4:27 PM PT -- We just got a call from the Dept. of Public Health. The spokesperson pointed us to this provision in the guidelines ... "Each group should be targeted with sufficient outreach and mobilization before proceeding to the next group. However, exceptions may be made in order to prevent any vaccine wastage." Here's the problem ... what exceptions? When a clinic has 800 doses at the end of the day, can a 30-year-old get a vaccine? Do they have to base exceptions on the priority lists?
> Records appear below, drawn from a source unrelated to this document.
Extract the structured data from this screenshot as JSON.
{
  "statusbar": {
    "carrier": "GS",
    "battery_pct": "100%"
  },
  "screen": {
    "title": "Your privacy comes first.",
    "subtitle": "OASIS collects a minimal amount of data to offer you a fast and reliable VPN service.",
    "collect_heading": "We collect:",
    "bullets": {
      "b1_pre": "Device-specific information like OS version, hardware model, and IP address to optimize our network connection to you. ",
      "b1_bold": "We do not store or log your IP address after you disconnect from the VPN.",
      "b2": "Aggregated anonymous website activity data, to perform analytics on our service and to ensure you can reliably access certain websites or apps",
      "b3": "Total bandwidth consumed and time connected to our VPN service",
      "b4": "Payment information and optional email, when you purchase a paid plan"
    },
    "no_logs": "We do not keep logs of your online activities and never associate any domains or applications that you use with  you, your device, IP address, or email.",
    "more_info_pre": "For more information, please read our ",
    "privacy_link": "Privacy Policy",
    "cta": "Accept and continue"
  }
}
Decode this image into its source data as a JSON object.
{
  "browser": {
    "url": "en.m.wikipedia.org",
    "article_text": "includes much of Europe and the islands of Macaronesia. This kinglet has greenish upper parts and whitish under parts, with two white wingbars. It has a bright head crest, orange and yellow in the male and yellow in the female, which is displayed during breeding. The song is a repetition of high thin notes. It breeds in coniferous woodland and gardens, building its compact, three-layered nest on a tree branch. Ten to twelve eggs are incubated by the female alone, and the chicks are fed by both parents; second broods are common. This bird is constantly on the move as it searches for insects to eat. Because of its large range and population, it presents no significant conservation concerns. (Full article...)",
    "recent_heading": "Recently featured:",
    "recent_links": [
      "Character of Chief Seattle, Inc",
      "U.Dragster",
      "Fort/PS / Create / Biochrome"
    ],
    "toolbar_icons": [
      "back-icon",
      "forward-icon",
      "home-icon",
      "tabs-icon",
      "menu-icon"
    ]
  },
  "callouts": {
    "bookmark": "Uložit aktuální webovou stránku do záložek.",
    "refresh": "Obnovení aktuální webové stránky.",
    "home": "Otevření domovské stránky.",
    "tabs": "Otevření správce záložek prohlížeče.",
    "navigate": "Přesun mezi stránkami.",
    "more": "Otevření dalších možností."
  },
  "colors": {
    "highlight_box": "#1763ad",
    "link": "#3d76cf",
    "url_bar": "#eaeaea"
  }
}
So, do they have to look for 800 70-year-olds before they move to the next group? It makes no sense, and there is no explanation.
The rep said the exceptions should be based on the priority groups, but that makes no sense. How are they going to find 800 70-plus-year-olds in 3 or 4 hours before the vaccines spoil? We called numerous clinics in L.A. County, and with one exception, they all said they could not give any vaccines to people who were not on the priority list. And, finally, as we reported, the Health Dept. had a closed meeting a week ago where they admitted they needed to clarify the rule and no punitive action would be taken until the rules were clarified. They have not clarified the rule at all.
The L.A. County Dept. of Public Health is allowing clinics to throw unused vaccines in the trash rather than inoculate thousands of residents who are desperate to get the shot, and it has enraged at least one county leader who is on a mission to reverse this insane policy.
L.A. County Supervisor Janice Hahn is reacting to a story TMZ broke last week, where a clinic administering the vaccine to health care workers ended the day with 150 unused vials of the COVID vaccine that were about to spoil ... because a huge number of people who signed up were no shows.
The clinic -- the Men's Health Foundation in Inglewood -- contacted people who were not on the priority list but desperately wanted the vaccine, and these folks got the remaining doses. Incredibly, that runs afoul of the County Health Dept's guidelines, which say ONLY people on the priority list should be vaccinated, EVEN IF THE VACCINES WOULD OTHERWISE END UP IN THE TRASH.
We worked this story for 4 days, and went back and forth with the Health Department, which never gave us an answer to our question -- ISN'T IT BETTER TO VACCINATE NON-PRIORITY RESIDENTS THAN THROW THE PRECIOUS VACCINES IN THE GARBAGE? We never got an official answer to that question, but sources who were on a call with the Health Dept. tell us they decided they would not take punitive action against clinics that replicated what the Men's Health Foundation did. But, that's a terrible solution.
Here's the problem ... the policy still says non-priority people cannot get the vaccine now, so clinics are essentially being told it's still wrong to vaccinate non-priority residents, even if the vaccines would otherwise go to waste. What's even worse, the County Health Dept. has NEVER EVEN STATED PUBLICLY THEY WOULD NOT TAKE ACTION AGAINST THESE CLINICS, so the fear is that vaccines are getting thrown in the garbage.
Supervisor Hahn is outraged, and wants the Health Dept. to get with the program and clarify this insane regulation ... IMMEDIATELY.
Fact is, the Department, led by Barbara Ferrer, has been utterly unprepared for the vaccine rollout, and folks inside her Dept. are enraged. There was no real plan for vaccinations, despite the fact everyone knew for months the vaccines were on the horizon.
To get real ... it defies common sense to throw these life-saving vaccines out rather than create a waiting list for ANYONE when there are unused vials that are no longer frozen and about to spoil.
This is probably an issue all over the country, and it must be addressed now ... as in NOW.